A (probably wrong) proof that the fundamental Poisson brackets are independent of the special choice of the canonical variables

The assumption requires (but does not say so explicitly) that Hamilton's equations continue to hold for all $H(q,p)$ and their associated $\tilde H(P,Q)$'s, so the $\dot Q_i$ and $\dot P_i$ can be arbitrary.

1. The proof of Theorem 2.4.1 becomes more transparent in the symplectic notation [1] $$z^I~=~(q^i,p_i) \qquad\text{and}\qquad Z^I~=~(Q^i,P_i),\tag{1}$$ where the old and new Hamilton's equations read $$\dot{z}^I~=~ J^{IJ}\frac{\partial H}{\partial z^J} \qquad\text{and}\qquad \dot{Z}^I~=~ J^{IJ}\frac{\partial H}{\partial Z^J},\tag{2O+2N} $$ and where the fundamental Poisson brackets $$\{z^I,z^J\}_z~=~J^{IJ}~=~\{Z^I,Z^J\}_Z\tag{3}$$ are given by the symplectic unit matrix $J^{IJ}$.

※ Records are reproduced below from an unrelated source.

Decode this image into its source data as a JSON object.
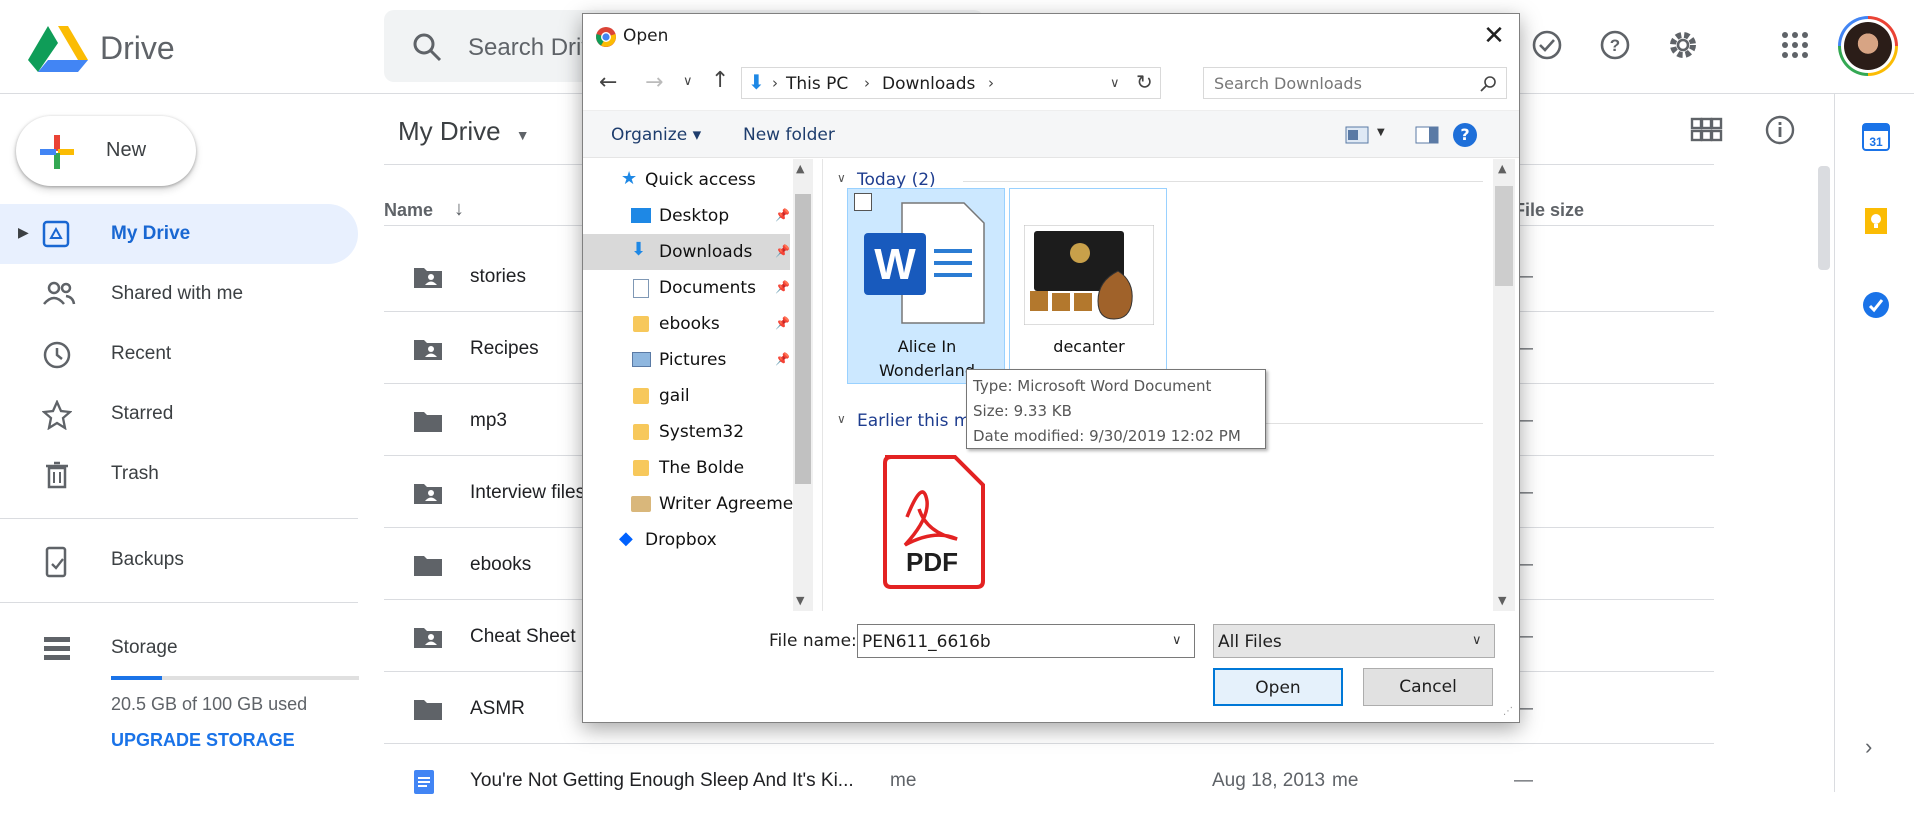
{
  "app": {
    "brand": "Drive"
  },
  "search": {
    "placeholder": "Search Drive"
  },
  "sidebar": {
    "new_label": "New",
    "items": [
      {
        "label": "My Drive"
      },
      {
        "label": "Shared with me"
      },
      {
        "label": "Recent"
      },
      {
        "label": "Starred"
      },
      {
        "label": "Trash"
      },
      {
        "label": "Backups"
      },
      {
        "label": "Storage"
      }
    ],
    "storage_used": "20.5 GB of 100 GB used",
    "storage_fraction": 0.205,
    "upgrade_label": "UPGRADE STORAGE"
  },
  "main": {
    "title": "My Drive",
    "col_name": "Name",
    "col_size": "File size",
    "rows": [
      {
        "name": "stories",
        "shared": true
      },
      {
        "name": "Recipes",
        "shared": true
      },
      {
        "name": "mp3",
        "shared": false
      },
      {
        "name": "Interview files",
        "shared": true
      },
      {
        "name": "ebooks",
        "shared": false
      },
      {
        "name": "Cheat Sheet",
        "shared": true
      },
      {
        "name": "ASMR",
        "shared": false
      }
    ],
    "last_row": {
      "name": "You're Not Getting Enough Sleep And It's Ki...",
      "owner": "me",
      "date": "Aug 18, 2013",
      "modifier": "me",
      "size": "—"
    },
    "dash": "—"
  },
  "dialog": {
    "title": "Open",
    "close": "✕",
    "path": [
      "This PC",
      "Downloads"
    ],
    "search_placeholder": "Search Downloads",
    "toolbar": {
      "organize": "Organize ▾",
      "new_folder": "New folder",
      "help": "?"
    },
    "nav": [
      {
        "label": "Quick access"
      },
      {
        "label": "Desktop"
      },
      {
        "label": "Downloads"
      },
      {
        "label": "Documents"
      },
      {
        "label": "ebooks"
      },
      {
        "label": "Pictures"
      },
      {
        "label": "gail"
      },
      {
        "label": "System32"
      },
      {
        "label": "The Bolde"
      },
      {
        "label": "Writer Agreemen"
      },
      {
        "label": "Dropbox"
      }
    ],
    "groups": {
      "today": "Today (2)",
      "earlier": "Earlier this month"
    },
    "files": [
      {
        "line1": "Alice In",
        "line2": "Wonderland"
      },
      {
        "line1": "decanter",
        "line2": ""
      }
    ],
    "pdf_label": "PDF",
    "tooltip": {
      "type": "Type: Microsoft Word Document",
      "size": "Size: 9.33 KB",
      "date": "Date modified: 9/30/2019 12:02 PM"
    },
    "file_name_label": "File name:",
    "file_name_value": "PEN611_6616b",
    "file_type": "All Files",
    "open_label": "Open",
    "cancel_label": "Cancel"
  }
}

2. By the chain rule (CR) the old Hamilton's equations (2O) become $$\dot{Z}^I~\stackrel{(CR)+(2O)+(5)}{=}~ (MJM^T)^{IJ}\frac{\partial H}{\partial Z^J},\tag{4}$$ where $$ M^I{}_J~:=~\frac{\partial Z^I}{\partial z^J}\tag{5}$$ is a Jacobian matrix.

3. Assuming that the canonical transformation (CT) works for all Hamiltonians $H$, we can make the gradient $\frac{\partial H}{\partial Z^J}$ (or equivalently the differential $\mathrm{d}H=\frac{\partial H}{\partial Z^J}\mathrm{d}Z^J$) span the full $2n$-dimensional cotangent space (of phase space) by varying the Hamiltonian $H$ appropriately.

4. With point 3 in mind, and comparing eq. (4) with the new Hamilton's equations (2N), we conclude that the CT is a symplectomorphism $$ \{Z^I,Z^J\}_z~\stackrel{(CR)+(5)}{=}~(MJM^T)^{IJ}~\stackrel{(2N)+(4)}{=}~J^{IJ}, \tag{6}$$ which yields the conclusion of Theorem 2.4.1. $\Box$

References:

1. H. Goldstein, Classical Mechanics, 2nd eds.; Section 9.3.

2. H. Goldstein, Classical Mechanics, 3rd eds.; Section 9.4.